Мать не перестает удивляться моей возникшей, как она утверждает, "на голом месте" симпатии к Райке. Мы же иной раз можем просидеть целую ночь за чаепитием и воспоминаниями. Райка танцует в кордебалете театра оперетты, до пенсии ей два года, хотя она всего на восемь лет старше меня. Пенсии боится, как чумы, театр свой обожает и, стараясь заразить этим чувством меня, с восторгом рассказывает о театральных романах и интригах.

- Ты, подружка, закисла в своей банке с водорослями, - вещала Райка, отрезав большой кусок торта. - Хочешь, познакомлю с нашим новым премьером?

- Премьеру премьерша нужна, - возразила я. - Статистки вряд ли попадают в фокус его зрения.

- Несчастная жертва самокритики! - Райка фыркнула. - Да он тебя в королевы произведет, стоит тебе заговорить на твоем чистокровном английском.

- Королевам в наше время горничных предпочитают, - делаю я неожиданный для себя вывод.

- Это уж точно.

Райка посерьезнела, даже помрачнела и надолго замолчала.

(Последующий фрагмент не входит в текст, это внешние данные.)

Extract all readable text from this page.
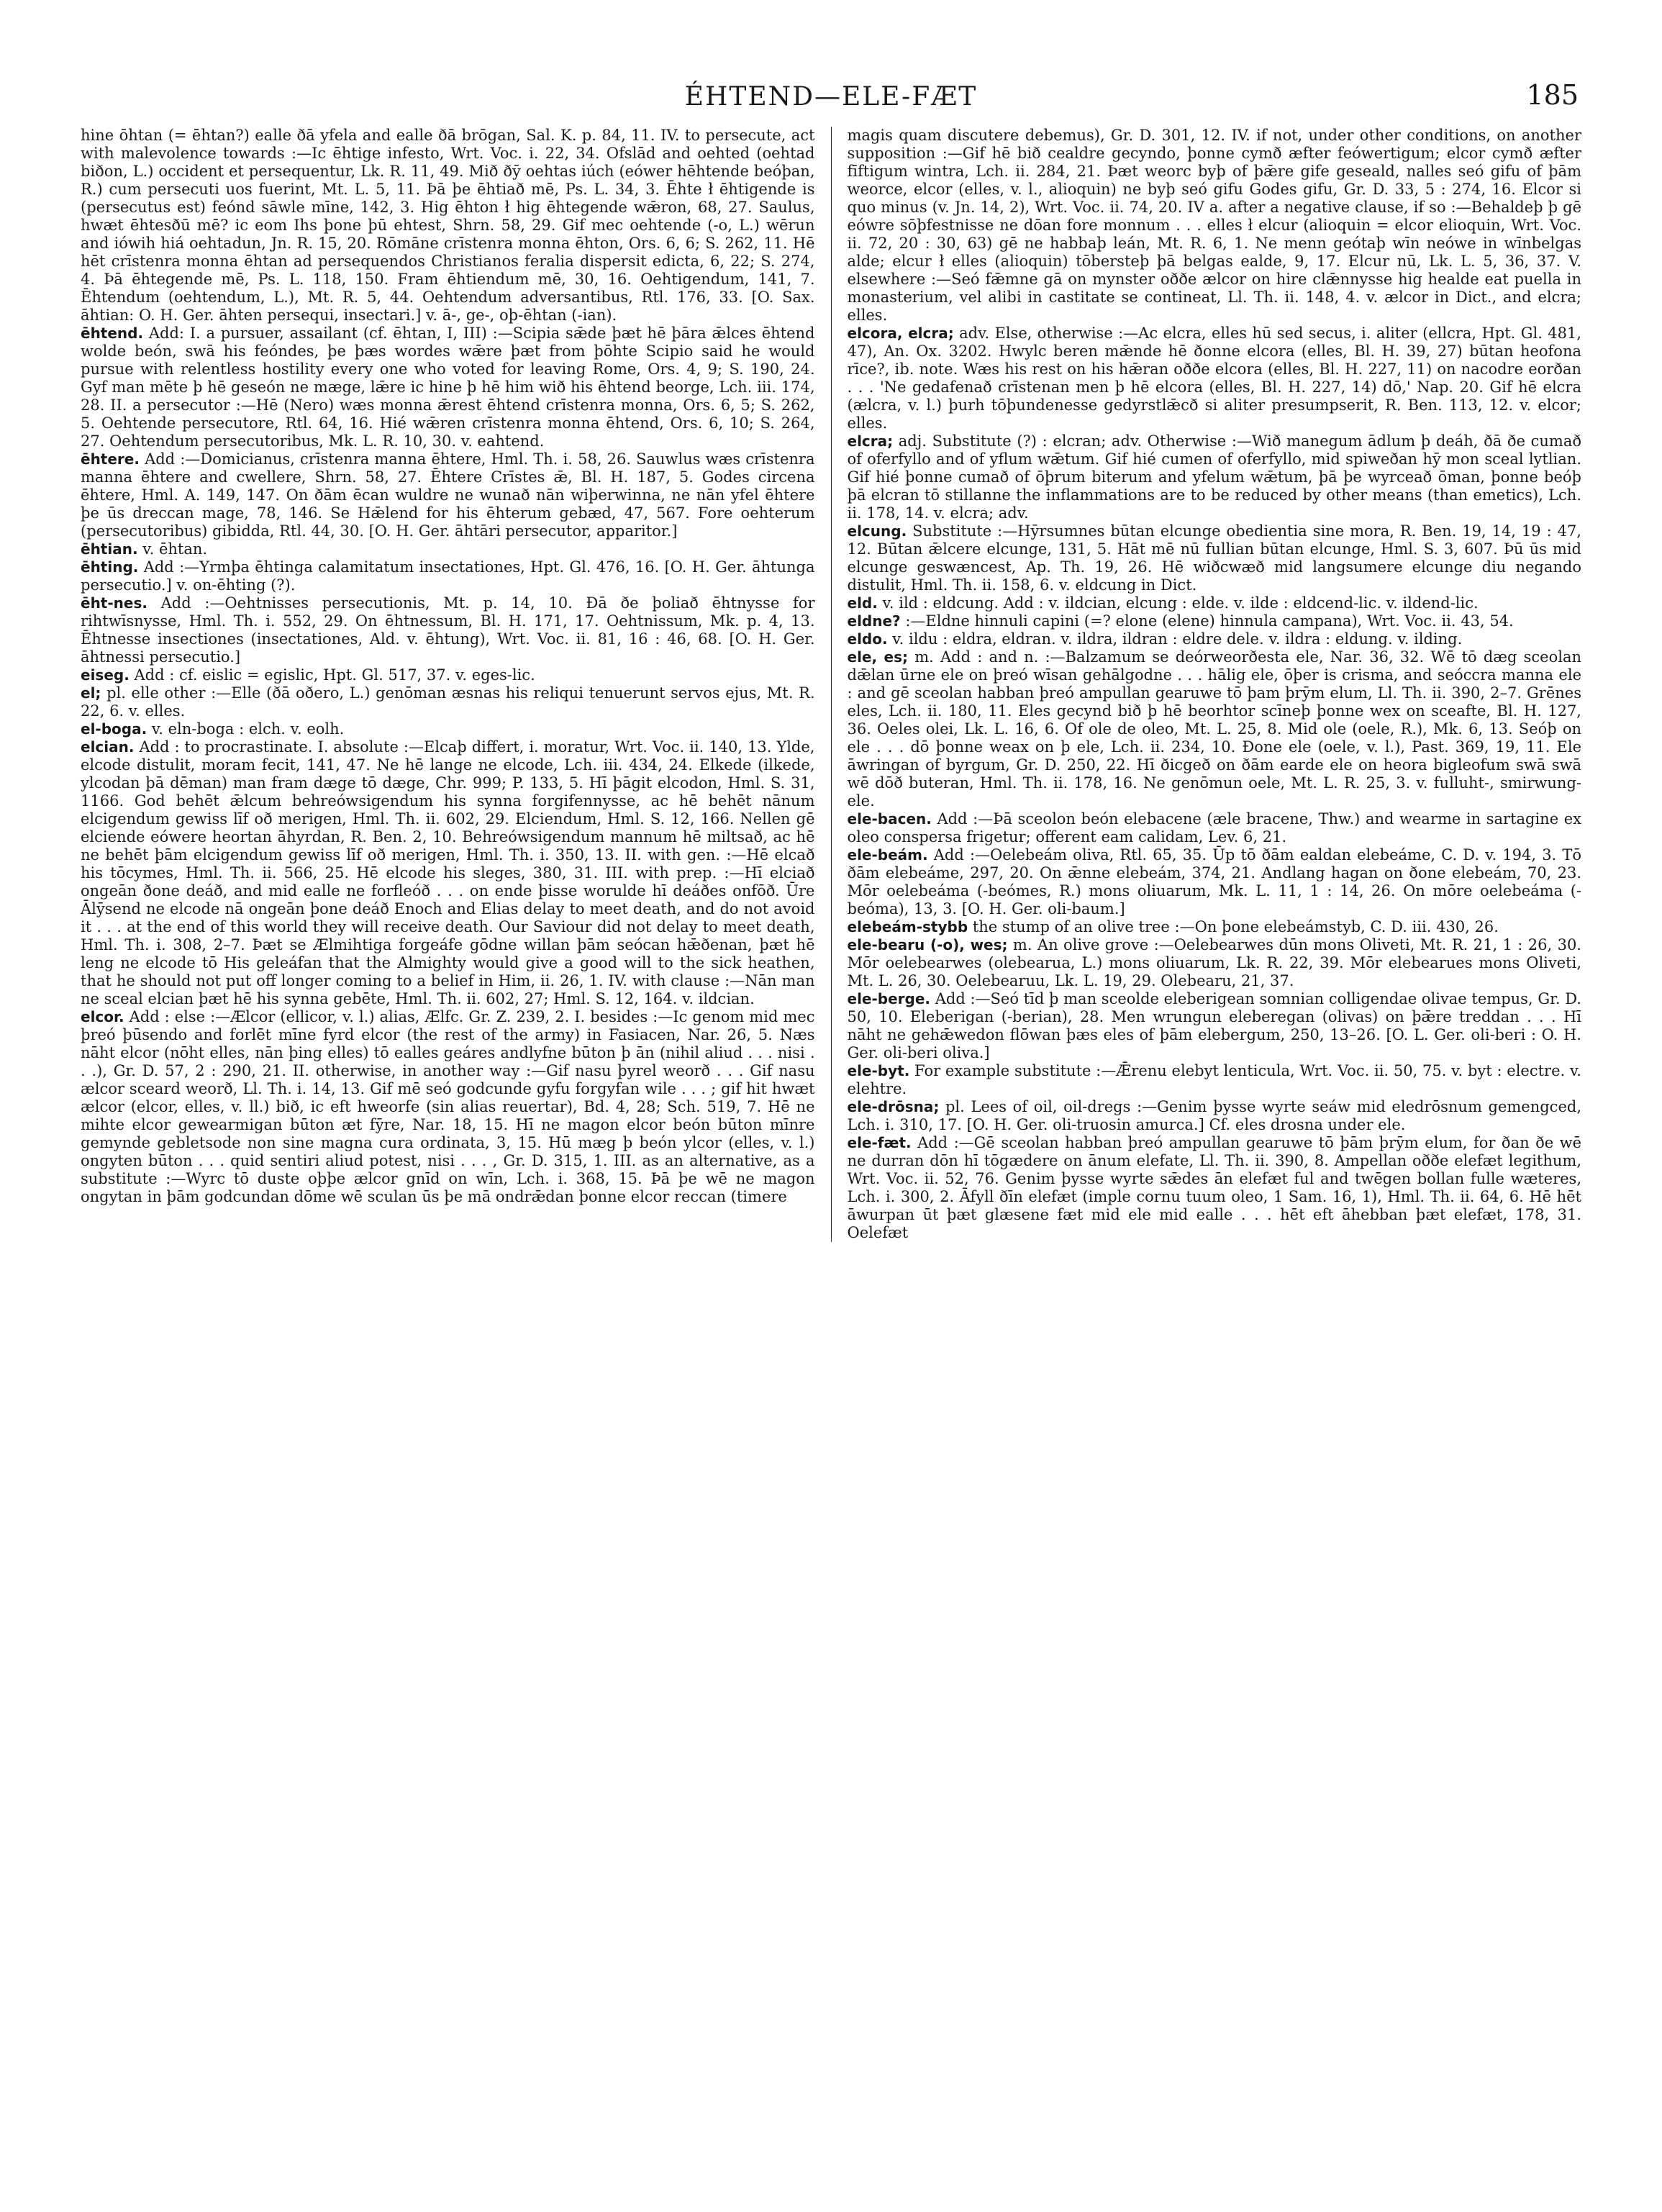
ÉHTEND—ELE-FÆT	185

hine ōhtan (= ēhtan?) ealle ðā yfela and ealle ðā brōgan, Sal. K. p. 84, 11. IV. to persecute, act with malevolence towards :—Ic ēhtige infesto, Wrt. Voc. i. 22, 34. Ofslād and oehted (oehtad biðon, L.) occident et persequentur, Lk. R. 11, 49. Mið ðȳ oehtas iúch (eówer hēhtende beóþan, R.) cum persecuti uos fuerint, Mt. L. 5, 11. Þā þe ēhtiað mē, Ps. L. 34, 3. Ēhte ł ēhtigende is (persecutus est) feónd sāwle mīne, 142, 3. Hig ēhton ł hig ēhtegende wǣron, 68, 27. Saulus, hwæt ēhtesðū mē? ic eom Ihs þone þū ehtest, Shrn. 58, 29. Gif mec oehtende (-o, L.) wērun and iówih hiá oehtadun, Jn. R. 15, 20. Rōmāne crīstenra monna ēhton, Ors. 6, 6; S. 262, 11. Hē hēt crīstenra monna ēhtan ad persequendos Christianos feralia dispersit edicta, 6, 22; S. 274, 4. Þā ēhtegende mē, Ps. L. 118, 150. Fram ēhtiendum mē, 30, 16. Oehtigendum, 141, 7. Ēhtendum (oehtendum, L.), Mt. R. 5, 44. Oehtendum adversantibus, Rtl. 176, 33. [O. Sax. āhtian: O. H. Ger. āhten persequi, insectari.] v. ā-, ge-, oþ-ēhtan (-ian).

ēhtend. Add: I. a pursuer, assailant (cf. ēhtan, I, III) :—Scipia sǣde þæt hē þāra ǣlces ēhtend wolde beón, swā his feóndes, þe þæs wordes wǣre þæt from þōhte Scipio said he would pursue with relentless hostility every one who voted for leaving Rome, Ors. 4, 9; S. 190, 24. Gyf man mēte þ hē geseón ne mæge, lǣre ic hine þ hē him wið his ēhtend beorge, Lch. iii. 174, 28. II. a persecutor :—Hē (Nero) wæs monna ǣrest ēhtend crīstenra monna, Ors. 6, 5; S. 262, 5. Oehtende persecutore, Rtl. 64, 16. Hié wǣren crīstenra monna ēhtend, Ors. 6, 10; S. 264, 27. Oehtendum persecutoribus, Mk. L. R. 10, 30. v. eahtend.

ēhtere. Add :—Domicianus, crīstenra manna ēhtere, Hml. Th. i. 58, 26. Sauwlus wæs crīstenra manna ēhtere and cwellere, Shrn. 58, 27. Ēhtere Crīstes ǣ, Bl. H. 187, 5. Godes circena ēhtere, Hml. A. 149, 147. On ðām ēcan wuldre ne wunað nān wiþerwinna, ne nān yfel ēhtere þe ūs dreccan mage, 78, 146. Se Hǣlend for his ēhterum gebæd, 47, 567. Fore oehterum (persecutoribus) gibidda, Rtl. 44, 30. [O. H. Ger. āhtāri persecutor, apparitor.]

ēhtian. v. ēhtan.

ēhting. Add :—Yrmþa ēhtinga calamitatum insectationes, Hpt. Gl. 476, 16. [O. H. Ger. āhtunga persecutio.] v. on-ēhting (?).

ēht-nes. Add :—Oehtnisses persecutionis, Mt. p. 14, 10. Ðā ðe þoliað ēhtnysse for rihtwīsnysse, Hml. Th. i. 552, 29. On ēhtnessum, Bl. H. 171, 17. Oehtnissum, Mk. p. 4, 13. Ēhtnesse insectiones (insectationes, Ald. v. ēhtung), Wrt. Voc. ii. 81, 16 : 46, 68. [O. H. Ger. āhtnessi persecutio.]

eiseg. Add : cf. eislic = egislic, Hpt. Gl. 517, 37. v. eges-lic.

el; pl. elle other :—Elle (ðā oðero, L.) genōman æsnas his reliqui tenuerunt servos ejus, Mt. R. 22, 6. v. elles.

el-boga. v. eln-boga : elch. v. eolh.

elcian. Add : to procrastinate. I. absolute :—Elcaþ differt, i. moratur, Wrt. Voc. ii. 140, 13. Ylde, elcode distulit, moram fecit, 141, 47. Ne hē lange ne elcode, Lch. iii. 434, 24. Elkede (ilkede, ylcodan þā dēman) man fram dæge tō dæge, Chr. 999; P. 133, 5. Hī þāgit elcodon, Hml. S. 31, 1166. God behēt ǣlcum behreówsigendum his synna forgifennysse, ac hē behēt nānum elcigendum gewiss līf oð merigen, Hml. Th. ii. 602, 29. Elciendum, Hml. S. 12, 166. Nellen gē elciende eówere heortan āhyrdan, R. Ben. 2, 10. Behreówsigendum mannum hē miltsað, ac hē ne behēt þām elcigendum gewiss līf oð merigen, Hml. Th. i. 350, 13. II. with gen. :—Hē elcað his tōcymes, Hml. Th. ii. 566, 25. Hē elcode his sleges, 380, 31. III. with prep. :—Hī elciað ongeān ðone deáð, and mid ealle ne forfleóð . . . on ende þisse worulde hī deáðes onfōð. Ūre Ālȳsend ne elcode nā ongeān þone deáð Enoch and Elias delay to meet death, and do not avoid it . . . at the end of this world they will receive death. Our Saviour did not delay to meet death, Hml. Th. i. 308, 2–7. Þæt se Ælmihtiga forgeáfe gōdne willan þām seócan hǣðenan, þæt hē leng ne elcode tō His geleáfan that the Almighty would give a good will to the sick heathen, that he should not put off longer coming to a belief in Him, ii. 26, 1. IV. with clause :—Nān man ne sceal elcian þæt hē his synna gebēte, Hml. Th. ii. 602, 27; Hml. S. 12, 164. v. ildcian.

elcor. Add : else :—Ælcor (ellicor, v. l.) alias, Ælfc. Gr. Z. 239, 2. I. besides :—Ic genom mid mec þreó þūsendo and forlēt mīne fyrd elcor (the rest of the army) in Fasiacen, Nar. 26, 5. Næs nāht elcor (nōht elles, nān þing elles) tō ealles geáres andlyfne būton þ ān (nihil aliud . . . nisi . . .), Gr. D. 57, 2 : 290, 21. II. otherwise, in another way :—Gif nasu þyrel weorð . . . Gif nasu ælcor sceard weorð, Ll. Th. i. 14, 13. Gif mē seó godcunde gyfu forgyfan wile . . . ; gif hit hwæt ælcor (elcor, elles, v. ll.) bið, ic eft hweorfe (sin alias reuertar), Bd. 4, 28; Sch. 519, 7. Hē ne mihte elcor gewearmigan būton æt fȳre, Nar. 18, 15. Hī ne magon elcor beón būton mīnre gemynde gebletsode non sine magna cura ordinata, 3, 15. Hū mæg þ beón ylcor (elles, v. l.) ongyten būton . . . quid sentiri aliud potest, nisi . . . , Gr. D. 315, 1. III. as an alternative, as a substitute :—Wyrc tō duste oþþe ælcor gnīd on wīn, Lch. i. 368, 15. Þā þe wē ne magon ongytan in þām godcundan dōme wē sculan ūs þe mā ondrǣdan þonne elcor reccan (timere

magis quam discutere debemus), Gr. D. 301, 12. IV. if not, under other conditions, on another supposition :—Gif hē bið cealdre gecyndo, þonne cymð æfter feówertigum; elcor cymð æfter fīftigum wintra, Lch. ii. 284, 21. Þæt weorc byþ of þǣre gife geseald, nalles seó gifu of þām weorce, elcor (elles, v. l., alioquin) ne byþ seó gifu Godes gifu, Gr. D. 33, 5 : 274, 16. Elcor si quo minus (v. Jn. 14, 2), Wrt. Voc. ii. 74, 20. IV a. after a negative clause, if so :—Behaldeþ þ gē eówre sōþfestnisse ne dōan fore monnum . . . elles ł elcur (alioquin = elcor elioquin, Wrt. Voc. ii. 72, 20 : 30, 63) gē ne habbaþ leán, Mt. R. 6, 1. Ne menn geótaþ wīn neówe in wīnbelgas alde; elcur ł elles (alioquin) tōbersteþ þā belgas ealde, 9, 17. Elcur nū, Lk. L. 5, 36, 37. V. elsewhere :—Seó fǣmne gā on mynster oððe ælcor on hire clǣnnysse hig healde eat puella in monasterium, vel alibi in castitate se contineat, Ll. Th. ii. 148, 4. v. ælcor in Dict., and elcra; elles.

elcora, elcra; adv. Else, otherwise :—Ac elcra, elles hū sed secus, i. aliter (ellcra, Hpt. Gl. 481, 47), An. Ox. 3202. Hwylc beren mǣnde hē ðonne elcora (elles, Bl. H. 39, 27) būtan heofona rīce?, ib. note. Wæs his rest on his hǣran oððe elcora (elles, Bl. H. 227, 11) on nacodre eorðan . . . 'Ne gedafenað crīstenan men þ hē elcora (elles, Bl. H. 227, 14) dō,' Nap. 20. Gif hē elcra (ælcra, v. l.) þurh tōþundenesse gedyrstlǣcð si aliter presumpserit, R. Ben. 113, 12. v. elcor; elles.

elcra; adj. Substitute (?) : elcran; adv. Otherwise :—Wið manegum ādlum þ deáh, ðā ðe cumað of oferfyllo and of yflum wǣtum. Gif hié cumen of oferfyllo, mid spiweðan hȳ mon sceal lytlian. Gif hié þonne cumað of ōþrum biterum and yfelum wǣtum, þā þe wyrceað ōman, þonne beóþ þā elcran tō stillanne the inflammations are to be reduced by other means (than emetics), Lch. ii. 178, 14. v. elcra; adv.

elcung. Substitute :—Hȳrsumnes būtan elcunge obedientia sine mora, R. Ben. 19, 14, 19 : 47, 12. Būtan ǣlcere elcunge, 131, 5. Hāt mē nū fullian būtan elcunge, Hml. S. 3, 607. Þū ūs mid elcunge geswæncest, Ap. Th. 19, 26. Hē wiðcwæð mid langsumere elcunge diu negando distulit, Hml. Th. ii. 158, 6. v. eldcung in Dict.

eld. v. ild : eldcung. Add : v. ildcian, elcung : elde. v. ilde : eldcend-lic. v. ildend-lic.

eldne? :—Eldne hinnuli capini (=? elone (elene) hinnula campana), Wrt. Voc. ii. 43, 54.

eldo. v. ildu : eldra, eldran. v. ildra, ildran : eldre dele. v. ildra : eldung. v. ilding.

ele, es; m. Add : and n. :—Balzamum se deórweorðesta ele, Nar. 36, 32. Wē tō dæg sceolan dǣlan ūrne ele on þreó wīsan gehālgodne . . . hālig ele, ōþer is crisma, and seóccra manna ele : and gē sceolan habban þreó ampullan gearuwe tō þam þrȳm elum, Ll. Th. ii. 390, 2–7. Grēnes eles, Lch. ii. 180, 11. Eles gecynd bið þ hē beorhtor scīneþ þonne wex on sceafte, Bl. H. 127, 36. Oeles olei, Lk. L. 16, 6. Of ole de oleo, Mt. L. 25, 8. Mid ole (oele, R.), Mk. 6, 13. Seóþ on ele . . . dō þonne weax on þ ele, Lch. ii. 234, 10. Ðone ele (oele, v. l.), Past. 369, 19, 11. Ele āwringan of byrgum, Gr. D. 250, 22. Hī ðicgeð on ðām earde ele on heora bigleofum swā swā wē dōð buteran, Hml. Th. ii. 178, 16. Ne genōmun oele, Mt. L. R. 25, 3. v. fulluht-, smirwung-ele.

ele-bacen. Add :—Þā sceolon beón elebacene (æle bracene, Thw.) and wearme in sartagine ex oleo conspersa frigetur; offerent eam calidam, Lev. 6, 21.

ele-beám. Add :—Oelebeám oliva, Rtl. 65, 35. Ūp tō ðām ealdan elebeáme, C. D. v. 194, 3. Tō ðām elebeáme, 297, 20. On ǣnne elebeám, 374, 21. Andlang hagan on ðone elebeám, 70, 23. Mōr oelebeáma (-beómes, R.) mons oliuarum, Mk. L. 11, 1 : 14, 26. On mōre oelebeáma (-beóma), 13, 3. [O. H. Ger. oli-baum.]

elebeám-stybb the stump of an olive tree :—On þone elebeámstyb, C. D. iii. 430, 26.

ele-bearu (-o), wes; m. An olive grove :—Oelebearwes dūn mons Oliveti, Mt. R. 21, 1 : 26, 30. Mōr oelebearwes (olebearua, L.) mons oliuarum, Lk. R. 22, 39. Mōr elebearues mons Oliveti, Mt. L. 26, 30. Oelebearuu, Lk. L. 19, 29. Olebearu, 21, 37.

ele-berge. Add :—Seó tīd þ man sceolde eleberigean somnian colligendae olivae tempus, Gr. D. 50, 10. Eleberigan (-berian), 28. Men wrungun eleberegan (olivas) on þǣre treddan . . . Hī nāht ne gehǣwedon flōwan þæs eles of þām elebergum, 250, 13–26. [O. L. Ger. oli-beri : O. H. Ger. oli-beri oliva.]

ele-byt. For example substitute :—Ǣrenu elebyt lenticula, Wrt. Voc. ii. 50, 75. v. byt : electre. v. elehtre.

ele-drōsna; pl. Lees of oil, oil-dregs :—Genim þysse wyrte seáw mid eledrōsnum gemengced, Lch. i. 310, 17. [O. H. Ger. oli-truosin amurca.] Cf. eles drosna under ele.

ele-fæt. Add :—Gē sceolan habban þreó ampullan gearuwe tō þām þrȳm elum, for ðan ðe wē ne durran dōn hī tōgædere on ānum elefate, Ll. Th. ii. 390, 8. Ampellan oððe elefæt legithum, Wrt. Voc. ii. 52, 76. Genim þysse wyrte sǣdes ān elefæt ful and twēgen bollan fulle wæteres, Lch. i. 300, 2. Āfyll ðīn elefæt (imple cornu tuum oleo, 1 Sam. 16, 1), Hml. Th. ii. 64, 6. Hē hēt āwurpan ūt þæt glæsene fæt mid ele mid ealle . . . hēt eft āhebban þæt elefæt, 178, 31. Oelefæt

В тот день я не боялась, что Райка заговорит о Кириллиных. Все, за исключением финала, происходило, можно сказать, у нее на глазах. Да и о подробностях финала она могла составить себе представление из моих хмыканий и отдельных междометий в ответ на ее вопросы. Райке в житейской мудрости не откажешь. И в чуткости тоже - который год во всех наших экскурсах в прошлое она умело обходит неприятные для меня подробности. От этого наши воспоминания похожи на приключенческую книгу, из которой выдрали самые интересные страницы. До определенного времени это меня вполне устраивало. Но в тот день я вдруг поняла, что мне необходимы острые ощущения.

- Раек, вчера, а точнее сегодня, я посетила небезызвестную тебе Кириллину.

От неожиданности Райка уронила на клеенку кусочек торта с ложки и отправила его в рот пальцами.

- Она позвонила мне поздно вечером и попросила срочно приехать, - тараторила я, опережая Райкины комментарии. - Она опустилась, постарела, но по-прежнему строит из себя… А он… - Я сделала глубокий вдох и призвала на помощь всю свою силу воли, - он спивается, скандалит с супружницей. Словом, катится по наклонной. - Я боялась готового сорваться с Райкиных губ вполне уместного в данной ситуации "так им и надо" и строчила как из пулемета. - Кириллина дальнюю родственницу пригрела, а Саша с… Валентиной гонят ее к чертовой матери. Эта… Валентина парикмахерша. Кириллина ее презирает. - У меня звенело в ушах и плыло перед глазами. - Собака у них изумительная - ньюфаундленд. Я влюбилась в Рыцаря без памяти.

Райка глянула на меня с укором, открыла было рот, помялась несколько секунд, но все-таки спросила:

- Его видела?

Я кивнула, попыталась отхлебнуть из пустой чашки, полезла в коробку за тортом, хотя передо мной на блюдце лежал нетронутый кусок.

- Слава Богу, - изрекла Райка.

- Почему - слава Богу? - спросила я, хотя с ходу уловила направление Райкиных мыслей. Я не могла согласиться с ней до конца.